De gemeente Jeruzalem heeft plannen om in zuid Jeruzalem, in het verlengde van het Park Hamesila, de wandelroute over de voormalige spoorlijn, een ‘tweede stadscentrum’ aan te leggen. Alsof de German Colony, de Greek Colony en Baqa met alle pittoreske staatjes daartussen, en met de Cinematheque, filmhuis Smadar, the First Station en de wandel- en fietsroute over de ouderwetse spoorlijn, niet al lang een tweede centrum vormen.
Bij het gerenoveerde negentiende-eeuwse treinstation zijn namelijk restaurants, een grote natuurvoedselwinkel, sportwinkels, een biertapperij; je kunt er ’s winters zowel warme erwtensoep als ijs eten, er is een draaimolen, er kunnen films worden vertoond en concerten gegeven en op vrijdag staan er kraampjes met sieraden, keramiek, en boeken. Tenminste, dat was en gebeurde er allemaal voor de coronacrisis losbarstte. Voor de seculiere bevolking in Jeruzalem was er tot dan op sjabbat iets te beleven.
Maar nu gaat er meer worden gebouwd en ontwikkeld op een locatie van circa 10,5 vierkante kilometer. De plannen bestaan uit drie projecten. De Israel Lands Authority wil achter het treinstation vijf hoge gebouwen neerzetten met kantoorruimtes, 200 appartementen (waarschijnlijk duur), 250 wooneenheden ‘assisted living’ en 6000 vierkante meter winkels en kantoorruimte.
Het tweede project, ontwikkeld door Magalit Startup Cipy, is bedoeld voor beginnende hi-tech bedrijven, en burgemeester Leon hoopt daarmee duizenden nieuwe hi-tech banen naar Jeruzalem te trekken, zodat de slimme jeugd niet langer verdwijnt naar Tel Aviv of het buitenland. Nog eens 200 appartementen, 4000 vierkante meter kantoorruimte en 7.500 vierkante meter voor educatieve instellingen.
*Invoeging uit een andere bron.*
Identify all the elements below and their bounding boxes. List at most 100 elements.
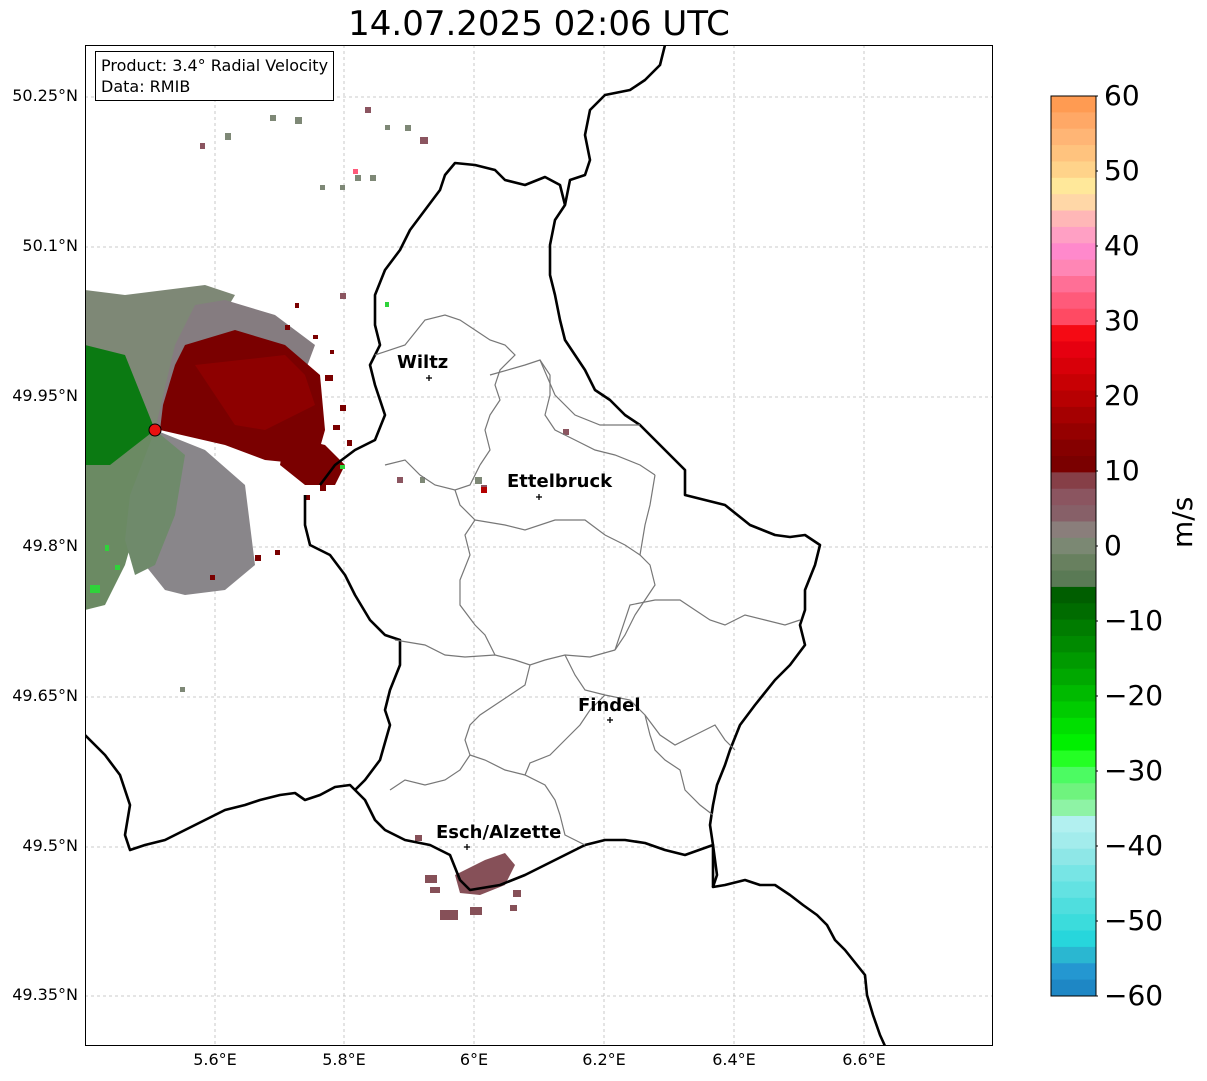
city-label-esch-alzette: Esch/Alzette [436,822,561,843]
map-canvas: Wiltz Ettelbruck Findel Esch/Alzette [85,45,993,1046]
colorbar-swatch [1051,406,1096,424]
colorbar-swatch [1051,914,1096,932]
colorbar-swatch [1051,799,1096,817]
lat-tick: 50.1°N [22,236,78,255]
colorbar-swatch [1051,276,1096,293]
colorbar-tick: −30 [1104,754,1164,787]
colorbar-swatch [1051,946,1096,964]
colorbar-tick: 20 [1104,379,1140,412]
colorbar-swatch [1051,308,1096,326]
colorbar-swatch [1051,963,1096,981]
colorbar-swatch [1051,341,1096,359]
colorbar-swatch [1051,881,1096,899]
colorbar-swatch [1051,897,1096,915]
colorbar-swatch [1051,766,1096,784]
colorbar-swatch [1051,112,1096,130]
colorbar-tick: −50 [1104,904,1164,937]
colorbar-swatch [1051,96,1096,113]
colorbar-swatch [1051,619,1096,637]
colorbar-swatch [1051,848,1096,866]
colorbar-tick: −20 [1104,679,1164,712]
colorbar-unit-label: m/s [1166,496,1199,548]
lat-tick: 49.35°N [12,985,78,1004]
colorbar-swatch [1051,554,1096,572]
colorbar-swatch [1051,521,1096,539]
colorbar-tick: 0 [1104,529,1122,562]
colorbar-swatch [1051,832,1096,850]
colorbar-swatch [1051,865,1096,882]
canton-borders [374,314,801,846]
lat-tick: 49.95°N [12,386,78,405]
colorbar-swatch [1051,325,1096,342]
colorbar-swatch [1051,816,1096,833]
colorbar-swatch [1051,652,1096,670]
lon-tick: 5.6°E [193,1050,237,1069]
colorbar-swatch [1051,390,1096,408]
colorbar-tick: 50 [1104,154,1140,187]
colorbar-tick: 30 [1104,304,1140,337]
colorbar-swatch [1051,292,1096,310]
colorbar-swatch [1051,979,1096,997]
colorbar-swatch [1051,603,1096,621]
map-border [85,45,993,1046]
colorbar-swatch [1051,243,1096,261]
colorbar-swatch [1051,374,1096,392]
data-source-text: Data: RMIB [101,77,191,96]
colorbar-swatch [1051,210,1096,228]
colorbar-swatch [1051,456,1096,473]
colorbar-swatch [1051,226,1096,244]
lat-tick: 49.8°N [22,536,78,555]
colorbar-tick: 60 [1104,79,1140,112]
city-label-wiltz: Wiltz [397,352,448,373]
colorbar-swatch [1051,145,1096,162]
colorbar-swatch [1051,488,1096,506]
colorbar-swatch [1051,930,1096,948]
colorbar-swatch [1051,177,1096,195]
colorbar-swatch [1051,128,1096,146]
colorbar-tick: −10 [1104,604,1164,637]
colorbar-swatch [1051,685,1096,702]
city-markers [426,375,613,850]
city-label-findel: Findel [578,695,641,716]
colorbar-tick: 10 [1104,454,1140,487]
colorbar-swatch [1051,668,1096,686]
colorbar-swatch [1051,636,1096,653]
lon-tick: 6.2°E [582,1050,626,1069]
map-title: 14.07.2025 02:06 UTC [348,4,730,44]
colorbar-swatch [1051,194,1096,212]
colorbar-tick: −60 [1104,979,1164,1012]
lon-tick: 5.8°E [322,1050,366,1069]
colorbar-swatch [1051,423,1096,441]
lat-tick: 49.65°N [12,686,78,705]
colorbar-swatch [1051,259,1096,277]
country-borders [85,45,887,1046]
colorbar-swatch [1051,570,1096,588]
colorbar-swatch [1051,357,1096,375]
colorbar-swatch [1051,734,1096,752]
lat-tick: 49.5°N [22,836,78,855]
colorbar-swatch [1051,717,1096,735]
colorbar-swatch [1051,472,1096,490]
colorbar-swatch [1051,783,1096,801]
colorbar [1050,95,1098,997]
product-text: Product: 3.4° Radial Velocity [101,56,329,75]
info-box: Product: 3.4° Radial Velocity Data: RMIB [95,51,335,101]
lon-tick: 6.4°E [712,1050,756,1069]
colorbar-swatch [1051,505,1096,522]
colorbar-swatch [1051,586,1096,604]
colorbar-swatch [1051,161,1096,179]
radar-echoes [85,107,569,920]
colorbar-tick: −40 [1104,829,1164,862]
colorbar-swatch [1051,750,1096,768]
colorbar-swatch [1051,439,1096,457]
city-labels: Wiltz Ettelbruck Findel Esch/Alzette [397,352,641,843]
colorbar-swatch [1051,701,1096,719]
radar-site-marker [148,423,162,437]
colorbar-swatch [1051,537,1096,555]
radar-map[interactable]: Wiltz Ettelbruck Findel Esch/Alzette [85,45,993,1046]
city-label-ettelbruck: Ettelbruck [507,471,613,492]
lat-tick: 50.25°N [12,86,78,105]
lon-tick: 6°E [459,1050,489,1069]
lon-tick: 6.6°E [842,1050,886,1069]
colorbar-tick: 40 [1104,229,1140,262]
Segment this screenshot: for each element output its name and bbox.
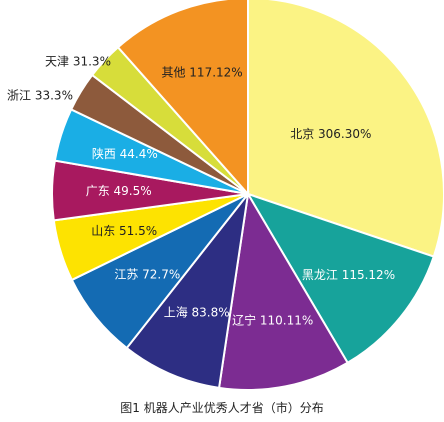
pie-slice-11 bbox=[116, 0, 249, 197]
slices-layer bbox=[51, 0, 444, 391]
labels-layer: 北京 306.30% 黑龙江 115.12% 辽宁 110.11%上海 83.8% 江… bbox=[7, 55, 395, 328]
pie-slice-1 bbox=[247, 0, 444, 258]
slice-label-6: 山东 51.5% bbox=[91, 224, 157, 238]
slice-label-5: 江苏 72.7% bbox=[114, 268, 180, 282]
slice-label-11: 其他 117.12% bbox=[161, 66, 242, 80]
pie-slice-3 bbox=[217, 191, 349, 391]
slice-label-8: 陕西 44.4% bbox=[92, 146, 158, 161]
slice-label-3: 辽宁 110.11% bbox=[232, 313, 313, 328]
pie-slice-2 bbox=[245, 192, 436, 365]
slice-label-9: 浙江 33.3% bbox=[7, 89, 73, 103]
slice-label-10: 天津 31.3% bbox=[45, 55, 111, 69]
slice-label-4: 上海 83.8% bbox=[164, 304, 230, 319]
slice-label-1: 北京 306.30% bbox=[290, 127, 371, 141]
chart-caption: 图1 机器人产业优秀人才省（市）分布 bbox=[120, 401, 324, 415]
pie-slice-4 bbox=[125, 190, 250, 389]
slice-label-2: 黑龙江 115.12% bbox=[302, 268, 395, 282]
slice-label-7: 广东 49.5% bbox=[86, 184, 152, 198]
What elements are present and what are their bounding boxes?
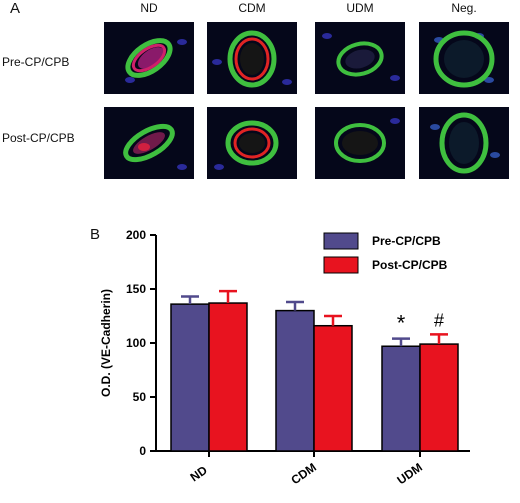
column-header-cdm: CDM [238,1,266,15]
micrograph-post-udm [315,107,405,179]
micrograph-pre-cdm [207,22,297,94]
y-axis-label: O.D. (VE-Cadherin) [99,289,113,397]
column-header-nd: ND [140,1,158,15]
bar-udm-pre [381,345,421,452]
micrograph-pre-nd [104,22,194,94]
column-header-udm: UDM [346,1,374,15]
y-tick-label: 50 [133,390,147,404]
y-tick-label: 150 [126,282,146,296]
legend-label-pre: Pre-CP/CPB [372,234,441,248]
bar-cdm-post [313,324,353,452]
bar-nd-post [208,302,248,452]
bar-cdm-pre [275,309,315,452]
y-tick-label: 0 [139,444,146,458]
micrograph-post-nd [104,107,194,179]
x-tick-label: CDM [288,460,318,487]
y-tick-label: 100 [126,336,146,350]
significance-marker: # [434,310,444,330]
x-tick-label: UDM [394,460,424,487]
row-header-pre: Pre-CP/CPB [2,55,70,69]
significance-marker: * [397,311,406,336]
x-tick-label: ND [188,463,211,485]
micrograph-post-neg [419,107,509,179]
legend-label-post: Post-CP/CPB [372,258,448,272]
chart-legend: Pre-CP/CPB Post-CP/CPB [323,232,448,274]
micrograph-pre-neg [419,22,509,94]
y-tick-label: 200 [126,228,146,242]
row-header-post: Post-CP/CPB [2,131,75,145]
legend-swatch-post [323,256,359,274]
chart-bars: * # [170,289,459,452]
bar-nd-pre [170,303,210,452]
legend-swatch-pre [323,232,359,250]
panel-b-letter: B [90,226,101,243]
micrograph-pre-udm [315,22,405,94]
panel-a-letter: A [10,0,21,17]
column-header-neg: Neg. [451,1,477,15]
bar-udm-post [419,343,459,452]
micrograph-post-cdm [207,107,297,179]
bar-chart: 0 50 100 150 200 O.D. (VE-Cadherin) ND CDM UDM *… [99,228,470,487]
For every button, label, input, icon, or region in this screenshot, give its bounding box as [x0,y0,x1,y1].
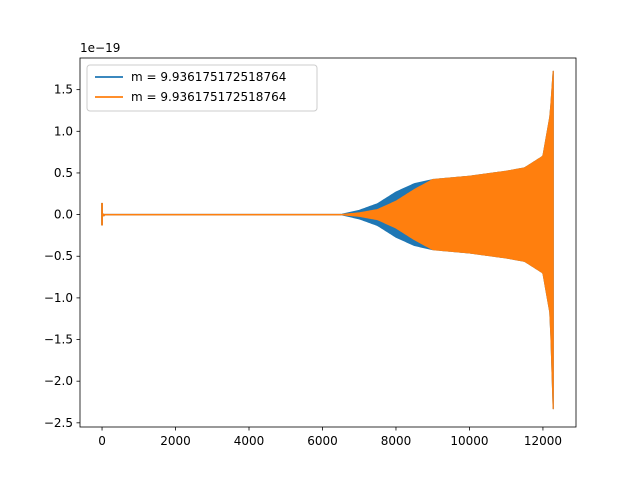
x-tick-label: 0 [98,434,106,448]
x-tick-label: 12000 [524,434,562,448]
y-tick-label: −0.5 [44,249,73,263]
series-2-initial-spike-tail [101,212,105,217]
y-tick-label: −2.0 [44,374,73,388]
series-2 [101,70,554,410]
x-tick-label: 6000 [307,434,338,448]
axes-layer: 0 2000 4000 6000 8000 10000 12000 1.5 1.0 0.5 0.0 −… [44,57,577,448]
y-tick-label: −1.5 [44,333,73,347]
y-tick-label: 1.0 [54,124,73,138]
y-tick-label: −2.5 [44,416,73,430]
y-offset-text: 1e−19 [80,41,120,55]
legend-box [86,64,318,112]
y-tick-label: 0.5 [54,166,73,180]
legend-label-1: m = 9.936175172518764 [131,70,286,84]
x-tick-label: 8000 [381,434,412,448]
y-tick-label: 1.5 [54,83,73,97]
x-tick-label: 2000 [160,434,191,448]
y-tick-label: 0.0 [54,208,73,222]
series-layer [101,70,554,410]
legend: m = 9.936175172518764 m = 9.9361751725187… [86,64,318,112]
x-tick-label: 10000 [450,434,488,448]
x-tick-label: 4000 [234,434,265,448]
y-tick-label: −1.0 [44,291,73,305]
legend-label-2: m = 9.936175172518764 [131,90,286,104]
plot-frame [79,57,577,428]
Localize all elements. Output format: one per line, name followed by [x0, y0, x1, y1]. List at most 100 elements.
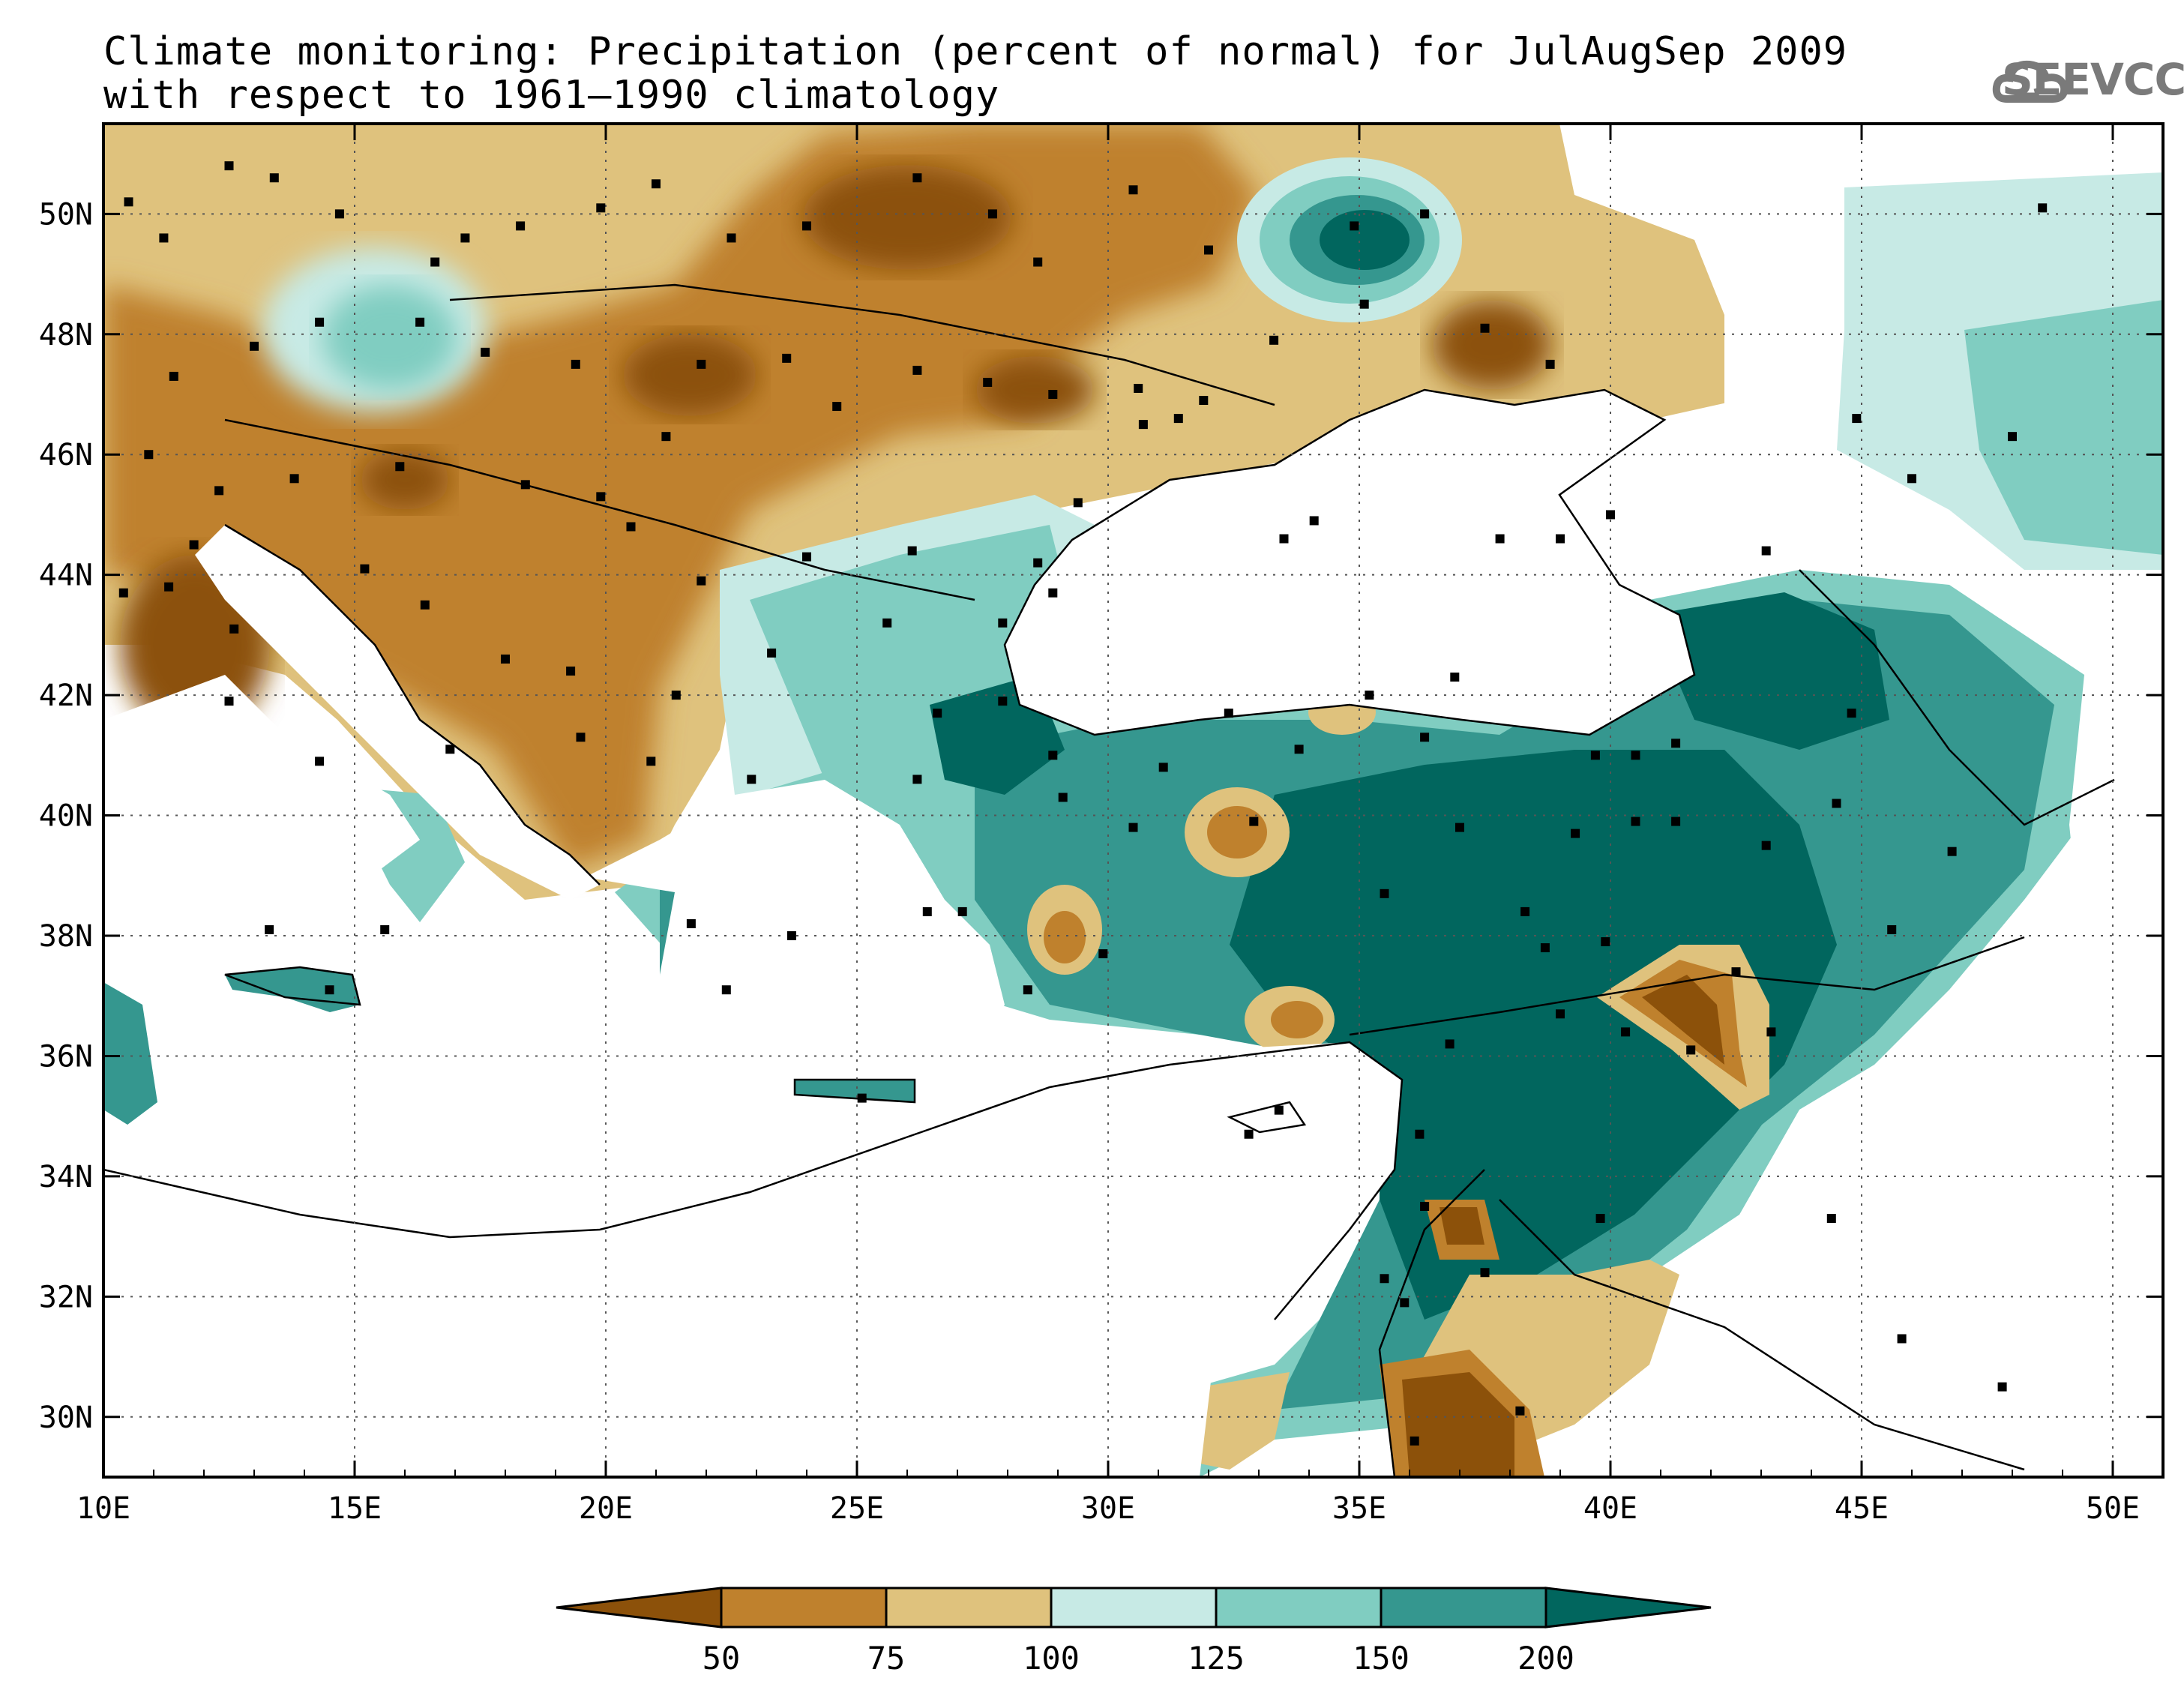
station-marker — [661, 432, 671, 442]
station-marker — [315, 757, 325, 766]
station-marker — [1274, 1105, 1284, 1115]
station-marker — [169, 371, 178, 381]
station-marker — [576, 733, 586, 742]
station-marker — [1571, 829, 1580, 838]
station-marker — [315, 317, 325, 327]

Het derde project, Rakevet Moshava, ligt tussen de half-Joodse, half-Arabische wijk Aboe Tor, Baqa en Talbieh. Daar worden 270 appartementen gebouwd, plus een ‘gemeenschapsgebouw’, met kleine, goedkopere appartementen voor jonge gezinnen en (jonge) alleenstaanden.
Jeruzalem óp in de technologische vaart der volkeren, alleen aan ‘cultuur’ is weinig gedacht. En Emek Refaiem, met zijn bomen, kleine winkels, cafés, een Thais eethuis, een buurtcentrum, filmhuis Smadar en een biologische boerenmarkt op vrijdag, moet de prijs betalen: de aanleg van de sneltram gaat door, ondanks massaal protest van de buurtbewoners.
Wat cultuur betreft: vrijdagochtend 25 oktober werd een van de ‘boekhaltes’, die omgebouwde bushokjes langs de spoorlijn, in de fik gestoken. Daders onbekend en niet opgespoord. De gemeente beloofde de schade te herstellen en de boekhalte opnieuw in te richten. Vorige week nam ik er een kijkje: de uitgebrande halte bevatte weer kleurige houten boekenvakken, maar die waren weggehaald bij de aanpalende boekhalte, die er nu kaal en verloren bijstond. Een dag later ontdekte ik waar de rest van de boeken was gebleven: overgebracht naar een tweede boekhalte verderop, waar het aanbod meestal meer versleten en minder interessant is, want die staat tussen de nieuwe wijk Arnona en de minder bedeelde Katamonim. Breng de cultuur naar het gewone volk, dus! Of gewoon geen zin om geld te besteden aan nieuwe boekenplanken?